Sebagai pendidik, mereka tak pandang bulu. Yang salah, tak
pernah dibenarkan. Yang benar, tetap dijaga pada jalannya. Yang bengkok segera
diluruskan. Tanpa pernah memilah dan memilih. Saat aku salah, tak pernah ada
kata ampun. Tak ada maaf untuk keterlambatan dan sikap indisipliner.

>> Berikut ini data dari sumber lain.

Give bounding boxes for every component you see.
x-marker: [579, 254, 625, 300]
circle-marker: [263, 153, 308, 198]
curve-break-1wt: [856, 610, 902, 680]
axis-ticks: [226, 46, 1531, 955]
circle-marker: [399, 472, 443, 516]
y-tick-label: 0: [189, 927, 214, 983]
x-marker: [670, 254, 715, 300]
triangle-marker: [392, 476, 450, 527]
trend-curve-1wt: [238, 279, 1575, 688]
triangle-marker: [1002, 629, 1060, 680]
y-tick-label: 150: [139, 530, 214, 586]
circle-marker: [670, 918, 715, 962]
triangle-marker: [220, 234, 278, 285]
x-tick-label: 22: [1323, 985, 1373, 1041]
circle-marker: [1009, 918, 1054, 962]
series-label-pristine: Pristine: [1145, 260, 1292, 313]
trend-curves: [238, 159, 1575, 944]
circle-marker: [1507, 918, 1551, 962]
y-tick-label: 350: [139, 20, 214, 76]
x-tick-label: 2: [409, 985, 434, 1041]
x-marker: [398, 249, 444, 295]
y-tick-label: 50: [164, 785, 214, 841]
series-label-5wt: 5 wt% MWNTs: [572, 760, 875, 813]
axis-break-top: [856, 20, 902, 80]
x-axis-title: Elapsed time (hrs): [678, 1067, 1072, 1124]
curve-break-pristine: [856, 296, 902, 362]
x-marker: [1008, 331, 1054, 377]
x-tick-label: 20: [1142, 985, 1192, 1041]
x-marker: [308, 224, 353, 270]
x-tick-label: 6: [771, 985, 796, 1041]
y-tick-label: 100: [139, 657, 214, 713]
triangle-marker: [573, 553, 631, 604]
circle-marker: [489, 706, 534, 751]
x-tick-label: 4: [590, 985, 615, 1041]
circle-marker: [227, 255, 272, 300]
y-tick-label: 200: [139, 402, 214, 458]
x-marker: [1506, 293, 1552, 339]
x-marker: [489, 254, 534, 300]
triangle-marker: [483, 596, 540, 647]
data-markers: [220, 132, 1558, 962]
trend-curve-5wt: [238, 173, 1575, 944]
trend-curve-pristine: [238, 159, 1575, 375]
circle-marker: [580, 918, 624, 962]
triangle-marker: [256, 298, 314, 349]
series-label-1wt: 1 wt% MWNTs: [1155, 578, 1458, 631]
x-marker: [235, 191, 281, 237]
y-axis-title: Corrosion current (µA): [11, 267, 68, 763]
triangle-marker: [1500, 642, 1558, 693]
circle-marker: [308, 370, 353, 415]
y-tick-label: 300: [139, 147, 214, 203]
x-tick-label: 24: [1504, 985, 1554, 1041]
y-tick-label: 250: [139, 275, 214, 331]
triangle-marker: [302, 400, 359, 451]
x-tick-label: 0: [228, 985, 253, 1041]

Aku tetap dijewer. Bahkan sampai dicubit tanganku hingga
memerah. Mereka lakukan itu sama kepada setiap anak. Seperti mereka telah
memiliki formula yang pas untuk mengambil sikap, entah sebagai apresiasi, atau
sanksi.
Hingga aku menjadi seperti sekarang ini, nama-nama mereka
tak pernah aku lupa. Walau raga mereka terus menua, tak kuasa menolak takdir,
dedikasi mereka selalu muda dan segar dalam benakku.
Terlebih, pada dia, ibuku. Ibu yang telah melahirkan dan
membesarkanku. Memperkenalkan aku dengan angka, huruf dan kata untuk pertama
kalinya. Sekaligus ibu guruku yang menempa aku lebih lanjut di bangku Sekolah
Dasar itu.
Ah, inginnya aku kembali ke masa-masa itu. Merasakan kembali
sentuhan pengabdiannya berganda. Tanpa pernah kurang takarannya. Merasakan keadilan
bertindak dan bersikap. Di rumah sebagai ibu yang penuh kasih dan cinta. Dan dengan
saripati semangat yang sama, menuntun aku dengan ilmu majemuk hingga tuntas
Sekolah Dasar.
Selamat Hari Pendidikan Nasional para pendidikku.
Selamat Hari Pendidikan Nasional ibu, ibu guruku.
Tenang dan damailah engkau di sana.
Amin
Tulisan ini pertama kali dipublikasikan di Kompasiana, 2 Mei 2016.